Right now, we are using barbed connections everywhere, and it seems to be working. 1/2" PVC tubing was used for all connections. This tubing was too thin though, and easily kinked. It was also very hard to repeatedly take on/off from all the fittings. Hopefully the all-iron chemistry will allow us to use tubing that's easier to work with, like silicone. Also, this is more of a problem for testing, and not long-term usage. It's great that simple barbed fittings are working for now since they are simple, cheap, and printable.

Here is the current barb design for the flow frames:

Power Electronics

As you can see in the video I have all the relevant electronics connected for controlling the pumps, though it's not yet DIN mounted in the electrical cabinet. I am working with mains (240 V) AC, so I have installed a circuit breaker and emergency stop, and plan to mount everything inside the cabinet once the configuration is final. There is a Shelly energy monitor connected that monitors the power consumption of the pumps; it also provides a relay output that can switch the pumps. I am able to remotely stop/start the pumps with this setup, which is great, and it should be trivial to allow, say, the OwnTech board to adjust the pump speed and monitor the pumps power consumption. With this, we will be able to get a better idea of what system level efficiency looks like. These pumps (Haiyi MP-6R / 10RN, also see this), or similar - confused on the branding) were drawing about what they said on the datasheet, a little over 6 W each.

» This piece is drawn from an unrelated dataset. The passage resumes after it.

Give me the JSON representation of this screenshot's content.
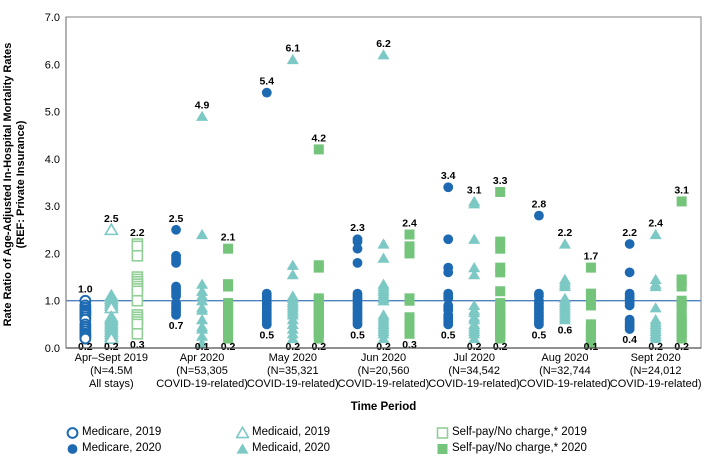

The concept I had planned for the charge/discharge tests still looks like it should work, but there is more development effort to use the OwnTech board than I had planned on. See the discussion I've been having at https://forum.owntech.org/t/fbrc-flow-battery-power-electronics-and-pump-motor-control/14. I need to change some variables in the PID loops of the standard boost/buck converter programs to control for I_low or I_high, rather than V_low and V_high (ie, to convert from potentiostatic to galvanostatic mode, constant-voltage to constant-potential). This seems easily possible but it's going to take a bit longer than I'd imagined because I'll need to debug it, likely working with some existing batteries like lead-acid first before switching to use our cell. I have gotten the OwnTech board and associated software working though, and it seems like a great platform to use for the project going forward.

In the meantime I can use a MightyWatt electronic load + a laboratory power supply that I already have, that is in the process of being sent back to me in the mail.

Cell Assembly

The basic principle we have to seal the cell works. It is essential to use two 12mm endplates on each side in order to achieve adequate sealing. A single 24 mm endplate would also work, but we weren't able to source this.

Notes:

• Separator needs to have smaller holes for the ports, to match the gaskets
• Thicker PVC tubing needed to avoid kinks, tubing is hard to work with. All-Fe chemistry may allow for easier tubing (e.g. silicone)

kirk

In preparation for cycling with ~1 L quantities of electrolyte, I have also sourced a makeshift fume extractor that I will place over the assembly during cycling to vent to the outside.

I also have obtained a combination pH/conductivity probe to characterize the prepared electrolytes and assist us with modeling (once the chemicals arrive...).

kirk

Here is a video of assembling the large-format cell.

https://spectra.video/w/m9RKg1QWrFdkkn9qUBFMTS

FYI, you are meant two use two endplates per side (I used one here), I intentionally left the graphite felt out as this was for leak-testing, and the cell is missing washers on one side. The video illustrates the basic process of assembling our cell and how it is designed and seals. All the design files are available at https://codeberg.org/FBRC/RFB-large-format-cell.

The setup is essentially there, waiting on chemicals and sorting out the power electronics set up and we should be able to run our first real charge/discharge tests with this large-format cell!

The work to get to this point has been supported by the NGI0 Entrust Fund, a fund established by NLnet, to whom we are very grateful!